Above them, the Labyrinth Keeper’s satisfaction pressed against Alex’s consciousness:
**"Sufficient demonstration. The interdimensional channels manifest during combat stress observe how the copied ability draws from sources beyond this realm’s boundaries. The anomaly’s tactical adaptation is equally noteworthy. Analysis complete."**
The Keeper’s interest wasn’t in Alex’s raw power it was in how his Mimicry ability maintained connections to whatever dimensional source his copied fire manipulation originated from, creating pathways that shouldn’t exist in normal awakened individuals.
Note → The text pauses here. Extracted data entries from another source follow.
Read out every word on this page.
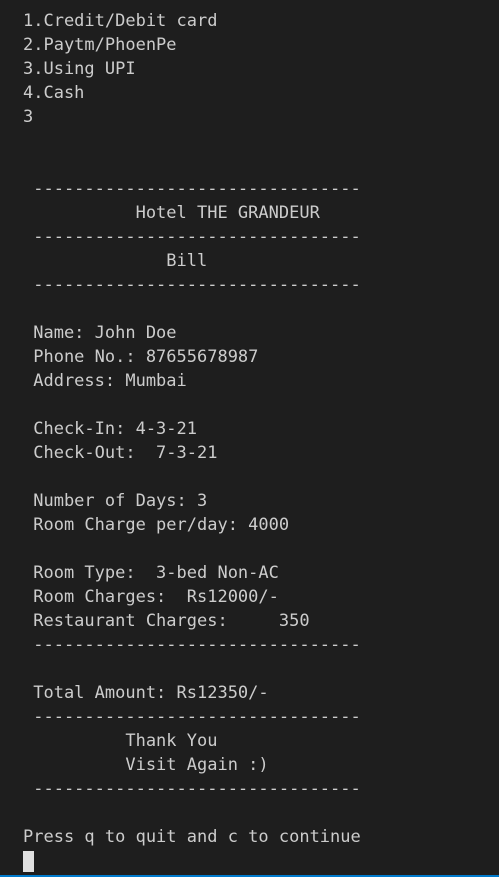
1.Credit/Debit card
2.Paytm/PhoenPe
3.Using UPI
4.Cash
3
--------------------------------
Hotel THE GRANDEUR
--------------------------------
Bill
--------------------------------
Name: John Doe
Phone No.: 87655678987
Address: Mumbai
Check-In: 4-3-21
Check-Out:  7-3-21
Number of Days: 3
Room Charge per/day: 4000
Room Type:  3-bed Non-AC
Room Charges:  Rs12000/-
Restaurant Charges:     350
--------------------------------
Total Amount: Rs12350/-
--------------------------------
Thank You
Visit Again :)
--------------------------------
Press q to quit and c to continue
The barrier around Alex’s isolated circle dissolved, and suddenly all twelve prisoners stood in the same arena space. The Ravager’s corpse was already being removed by Ironhide attendants, and the adaptive floor began shifting into more complex configurations elevated platforms, concealed pitfalls, environmental hazards that would turn the arena into a three-dimensional battlefield.
Alex met the Shadeborn’s gaze across the distance, seeing acknowledgment in those solid black eyes. Whatever temporary alliance they’d shared as fellow prisoners was about to end.
The Arena Warden rose from its throne, its voice booming across the impossible space:
"Kresh-vel thurvani! Mekthari zhel-korth nakul-vorth! Vorthak keth mori!"
**[Translation: "Warriors fight! Only the strongest survives! Winner claims any reward!"]**
The Grand Arena erupted into violence as twelve deadly combatants launched themselves at each other, each one fighting for a prize that could reshape their existence entirely.
And Alex, standing in the center of controlled chaos with blood running from multiple wounds and essence reserves partially depleted, felt his newly optimized thinking processes engage with cold precision.
He was injured, tired, and facing eleven opponents who were all at full strength.
But he knew exactly what reward he would demand.
And that knowledge was worth any price he’d have to pay to claim it.